Refrozen meltwater ponds in northeast Greenland seen during an April 2013 IceBridge flight. Image Credit: NASA/Michael Studinger
Scientists using satellite images and data from NASA’s Operation IceBridge have found evidence of a drained and refilled subglacial lake beneath northeastern Greenland’s Flade Ice Cap. This sub-ice body of water is only one of a handful that have been detected in Greenland and its presence sheds new light on how the Greenland Ice Sheet reacts to warming temperatures.
Subglacial lakes are relatively common in Antarctica, and although recent studies have mathematically predicted possible locations for hundreds of such features in Greenland, few have actually been found. Bodies of water beneath the ice are normally detected either with ice-penetrating radar or by observing rapid changes in ice surface elevation such as bulges or basins.
In a new study funded by the National Science Foundation and published in the Jan. 21 issue of the journal Nature, a research team led by Michael Willis, a glaciologist at Cornell University in Ithaca, New York, found a large basin that formed over a 21-day period in the summer of 2011 using satellite images. The size and rapid formation of this basin was consistent with a drained subglacial lake, but its location raised a question. Where did the water in the lake come from?
Subglacial lakes typically form at the base of an ice sheet or glacier because of either friction or trapped heat from bedrock below. In order for this to happen, ice needs to move quickly or be thick enough to protect the ice sheet base from cold air at the surface and trap heat coming from the bedrock below. But something else had to be at work here. The research team used weather data and ice thickness measurements from IceBridge flights to calculate the temperature beneath the ice and found that it was well below what’s needed for normal basal melt.

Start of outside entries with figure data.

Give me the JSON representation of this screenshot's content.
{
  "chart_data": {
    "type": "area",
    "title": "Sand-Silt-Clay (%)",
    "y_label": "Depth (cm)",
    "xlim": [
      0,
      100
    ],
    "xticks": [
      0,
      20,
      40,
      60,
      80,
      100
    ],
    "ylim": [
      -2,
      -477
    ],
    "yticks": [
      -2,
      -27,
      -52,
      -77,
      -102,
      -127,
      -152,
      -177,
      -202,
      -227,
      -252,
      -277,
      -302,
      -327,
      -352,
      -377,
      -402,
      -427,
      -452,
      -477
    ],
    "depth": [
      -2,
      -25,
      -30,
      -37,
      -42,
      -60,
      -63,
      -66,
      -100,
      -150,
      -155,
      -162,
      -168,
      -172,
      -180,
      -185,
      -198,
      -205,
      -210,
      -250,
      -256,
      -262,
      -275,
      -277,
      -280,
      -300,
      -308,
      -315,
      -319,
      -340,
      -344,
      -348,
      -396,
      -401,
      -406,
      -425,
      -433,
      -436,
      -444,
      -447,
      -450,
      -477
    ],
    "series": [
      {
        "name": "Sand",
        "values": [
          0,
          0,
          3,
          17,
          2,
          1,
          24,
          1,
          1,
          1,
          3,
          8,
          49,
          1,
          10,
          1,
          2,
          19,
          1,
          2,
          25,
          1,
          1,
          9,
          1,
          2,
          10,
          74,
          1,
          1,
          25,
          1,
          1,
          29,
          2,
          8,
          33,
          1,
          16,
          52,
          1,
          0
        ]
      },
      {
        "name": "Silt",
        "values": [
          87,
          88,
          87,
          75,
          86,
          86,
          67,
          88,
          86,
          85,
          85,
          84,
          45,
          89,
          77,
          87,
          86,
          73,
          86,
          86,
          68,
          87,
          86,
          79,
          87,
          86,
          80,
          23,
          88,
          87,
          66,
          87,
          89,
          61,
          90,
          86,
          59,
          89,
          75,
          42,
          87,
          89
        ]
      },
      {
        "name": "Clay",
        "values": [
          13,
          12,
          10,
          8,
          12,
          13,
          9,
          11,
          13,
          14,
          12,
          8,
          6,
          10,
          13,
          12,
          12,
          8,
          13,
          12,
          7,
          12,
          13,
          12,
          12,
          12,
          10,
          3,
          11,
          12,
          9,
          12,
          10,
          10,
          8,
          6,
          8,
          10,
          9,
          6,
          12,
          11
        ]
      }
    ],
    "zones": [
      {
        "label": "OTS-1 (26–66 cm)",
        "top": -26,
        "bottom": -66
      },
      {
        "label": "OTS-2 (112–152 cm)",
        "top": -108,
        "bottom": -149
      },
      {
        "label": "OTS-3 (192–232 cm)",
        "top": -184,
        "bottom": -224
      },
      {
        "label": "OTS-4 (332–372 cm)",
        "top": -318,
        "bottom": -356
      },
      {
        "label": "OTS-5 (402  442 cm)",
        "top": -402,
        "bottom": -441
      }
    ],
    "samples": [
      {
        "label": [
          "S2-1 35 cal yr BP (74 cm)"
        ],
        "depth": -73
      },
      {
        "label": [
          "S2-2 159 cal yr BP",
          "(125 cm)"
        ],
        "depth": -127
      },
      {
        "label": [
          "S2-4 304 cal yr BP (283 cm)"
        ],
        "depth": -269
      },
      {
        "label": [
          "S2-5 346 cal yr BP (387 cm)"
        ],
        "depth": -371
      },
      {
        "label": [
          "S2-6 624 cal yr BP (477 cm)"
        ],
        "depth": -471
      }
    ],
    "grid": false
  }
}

Continued observation showed that the basin floor rose significantly during the next summer at the same time that nearby surface meltwater drained into cracks along the basin’s edge. This led the team to hypothesize that water from surface melting was refilling a lake beneath the ice. Snow accumulation and ice movement accounted for a portion of the basin’s rise, with meltwater runoff estimates filling in the rest of the increase, supporting the hypothesis.
This finding points to the possibility of similar meltwater-filled subglacial lakes in other parts of Greenland. Existing research has shown an extensive network of sub-ice drainage channels in Greenland that are thought to quickly move surface melt along the bed and to the ocean. The presence of subglacial lakes in Greenland could affect how parts of the ice sheet move by adding heat to ice at the base and softening. Further research on subglacial lakes in Greenland will likely help researchers improve projections of how the ice sheet will change in response to future warming.